WASHINGTON – Automotive and hydraulic equipment maker Kayaba Industry Co. has agreed to pay a $62 million fine for its role in a price fixing scheme for shock absorbers for cars and motorcycles sold in the United States, the Justice Department said Wednesday.
The Tokyo-based company, better known as KYB Corp., will plead guilty to the allegation that it conspired to rig the prices of the component sold in the United States to Japanese automakers and their subsidiaries from the mid-1990s to 2012, the department said.
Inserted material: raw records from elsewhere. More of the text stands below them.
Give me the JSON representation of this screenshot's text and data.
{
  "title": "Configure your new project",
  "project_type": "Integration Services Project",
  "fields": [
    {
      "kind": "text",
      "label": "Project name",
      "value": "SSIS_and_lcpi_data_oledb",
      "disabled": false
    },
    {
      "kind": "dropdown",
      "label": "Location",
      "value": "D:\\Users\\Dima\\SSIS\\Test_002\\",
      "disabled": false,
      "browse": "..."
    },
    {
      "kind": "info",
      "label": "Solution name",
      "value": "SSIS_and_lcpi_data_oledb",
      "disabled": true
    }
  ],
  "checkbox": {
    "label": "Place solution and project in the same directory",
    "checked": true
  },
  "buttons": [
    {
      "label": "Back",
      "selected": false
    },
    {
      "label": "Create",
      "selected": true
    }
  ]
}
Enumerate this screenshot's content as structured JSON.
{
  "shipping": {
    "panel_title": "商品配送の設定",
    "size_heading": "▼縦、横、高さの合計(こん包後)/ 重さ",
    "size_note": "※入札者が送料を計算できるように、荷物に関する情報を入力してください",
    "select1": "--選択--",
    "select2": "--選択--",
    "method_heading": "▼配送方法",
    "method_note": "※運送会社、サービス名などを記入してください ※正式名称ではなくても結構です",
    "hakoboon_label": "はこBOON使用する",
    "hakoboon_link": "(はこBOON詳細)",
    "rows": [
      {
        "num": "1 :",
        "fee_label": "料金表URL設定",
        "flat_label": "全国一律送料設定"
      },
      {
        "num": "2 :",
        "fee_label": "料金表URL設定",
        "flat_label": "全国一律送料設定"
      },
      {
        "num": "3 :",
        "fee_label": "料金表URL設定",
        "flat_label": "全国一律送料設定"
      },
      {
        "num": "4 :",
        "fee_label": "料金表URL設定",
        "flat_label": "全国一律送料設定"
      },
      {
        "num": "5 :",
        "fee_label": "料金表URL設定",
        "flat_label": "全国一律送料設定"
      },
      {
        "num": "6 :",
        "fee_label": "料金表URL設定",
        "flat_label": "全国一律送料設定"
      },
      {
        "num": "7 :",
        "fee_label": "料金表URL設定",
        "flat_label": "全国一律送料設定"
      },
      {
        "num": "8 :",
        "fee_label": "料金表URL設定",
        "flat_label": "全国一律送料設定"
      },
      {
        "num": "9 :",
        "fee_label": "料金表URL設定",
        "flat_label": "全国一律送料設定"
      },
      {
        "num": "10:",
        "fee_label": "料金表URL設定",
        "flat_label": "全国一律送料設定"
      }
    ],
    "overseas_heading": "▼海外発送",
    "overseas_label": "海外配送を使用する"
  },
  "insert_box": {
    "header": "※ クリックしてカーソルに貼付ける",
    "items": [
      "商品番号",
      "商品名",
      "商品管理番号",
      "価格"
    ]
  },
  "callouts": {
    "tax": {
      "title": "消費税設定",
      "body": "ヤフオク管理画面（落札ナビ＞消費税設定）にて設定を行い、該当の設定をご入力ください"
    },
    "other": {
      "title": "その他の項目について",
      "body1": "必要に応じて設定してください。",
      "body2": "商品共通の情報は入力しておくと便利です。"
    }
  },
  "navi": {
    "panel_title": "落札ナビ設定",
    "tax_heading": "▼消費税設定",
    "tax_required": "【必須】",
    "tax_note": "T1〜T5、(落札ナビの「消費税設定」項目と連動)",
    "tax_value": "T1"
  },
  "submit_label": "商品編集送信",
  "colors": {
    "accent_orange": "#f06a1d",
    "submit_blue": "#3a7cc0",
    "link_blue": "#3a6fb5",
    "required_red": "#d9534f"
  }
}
The affected Japanese manufacturers were Fuji Heavy Industries Ltd., known for its Subaru brand cars, Honda Motor Co., Kawasaki Heavy Industries Ltd., Nissan Motor Co., Suzuki Motor Corp. and Toyota Motor Corp., it said.
Kayaba Industry said in a statement that its chairman, president and vice president will voluntarily return 30 percent of their monthly remuneration for three months in view of the “serious consequences for our stakeholders.”
The company “will work to restore the trust of … stakeholders as well as the public by implementing more comprehensive compliance programs,” it said.
The department accused Kayaba Industry and its two co-conspirators, whose names were withheld, of having colluded on the price submitted to the targeted vehicle manufacturers.
To keep prices up, the three parties also agreed to coordinate on price adjustments requested by the vehicle manufacturers and tried to keep their conduct secret, it said.